Returning to FIG. 1, the lower surface of the inner ring 22(1) of one ring-shaped guide member 20(1) and the upper surface of the inner ring 22(2) of the other ring-shaped guide member 20(2) are connected. Thus, the two ring-shaped guide members 20(1) and 20(2) are integrated while being concentrically overlapped. The inner case 30 is concentrically coupled to the inner ring 22(2) of the lower ring-shaped guide member 20(2). The inner case 30 has a connecting member 32 having a through hole 32a (opening at the upper end) fixed to the upper end of a cylindrical case body 31, and a collar having a through hole 33a (opening at the lower end) at the lower end of the case body 31. It has a structure in which an attached bush 33 is fitted. Then, the first case portion 10a and the second case portion 10b are joined together so that the inner ring 22(1) of the upper ring-shaped guide member 20(1) fits the peripheral wall of the air delivery chamber 14. By forming the outer case 10, the inner case 30 includes the through hole 32a of the connector 32, the inner through hole 25(2) of the inner ring 22(2) of the lower ring-shaped guide member 20(2), and the upper side. The inner ring 22(1) of the ring-shaped guide member 20(1) communicates with the air delivery chamber 14 through the inner communication hole 25(1).

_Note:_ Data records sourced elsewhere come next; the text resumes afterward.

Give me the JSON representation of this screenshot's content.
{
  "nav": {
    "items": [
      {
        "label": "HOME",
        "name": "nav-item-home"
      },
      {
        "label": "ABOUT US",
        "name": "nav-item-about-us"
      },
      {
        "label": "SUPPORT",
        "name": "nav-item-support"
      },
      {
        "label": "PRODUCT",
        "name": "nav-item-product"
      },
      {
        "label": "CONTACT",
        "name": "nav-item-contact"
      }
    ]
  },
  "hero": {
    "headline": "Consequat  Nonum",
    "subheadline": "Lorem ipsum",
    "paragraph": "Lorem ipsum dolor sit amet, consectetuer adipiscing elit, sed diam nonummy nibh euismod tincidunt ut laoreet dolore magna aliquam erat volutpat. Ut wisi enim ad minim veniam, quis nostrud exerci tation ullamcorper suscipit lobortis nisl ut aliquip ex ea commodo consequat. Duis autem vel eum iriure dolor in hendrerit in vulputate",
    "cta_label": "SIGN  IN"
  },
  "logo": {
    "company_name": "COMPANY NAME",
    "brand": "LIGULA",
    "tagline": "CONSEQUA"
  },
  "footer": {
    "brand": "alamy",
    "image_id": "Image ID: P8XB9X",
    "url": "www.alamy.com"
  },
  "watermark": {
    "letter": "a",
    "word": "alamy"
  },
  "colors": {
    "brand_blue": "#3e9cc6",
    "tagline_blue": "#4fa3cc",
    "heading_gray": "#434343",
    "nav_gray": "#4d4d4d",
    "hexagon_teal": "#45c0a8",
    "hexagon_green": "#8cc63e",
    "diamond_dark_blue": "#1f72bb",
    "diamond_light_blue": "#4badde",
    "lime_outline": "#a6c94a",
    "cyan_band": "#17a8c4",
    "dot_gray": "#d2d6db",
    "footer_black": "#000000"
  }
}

Further, as described above, the outer peripheral surface of the inner case 30 concentrically coupled to the inner ring 22(2) of the lower ring-shaped guide member 20(2) and the case in the second case portion 10b (outer case 10) A predetermined gap Go is formed with the inner peripheral surface of the main body chamber 15 . A plurality of guide vanes 24a to 24g of each of the ring-shaped guide members 20(1) and 20(2) are positioned in a flow path of compressed air continuing from the air intake chamber 13 to the gap Go.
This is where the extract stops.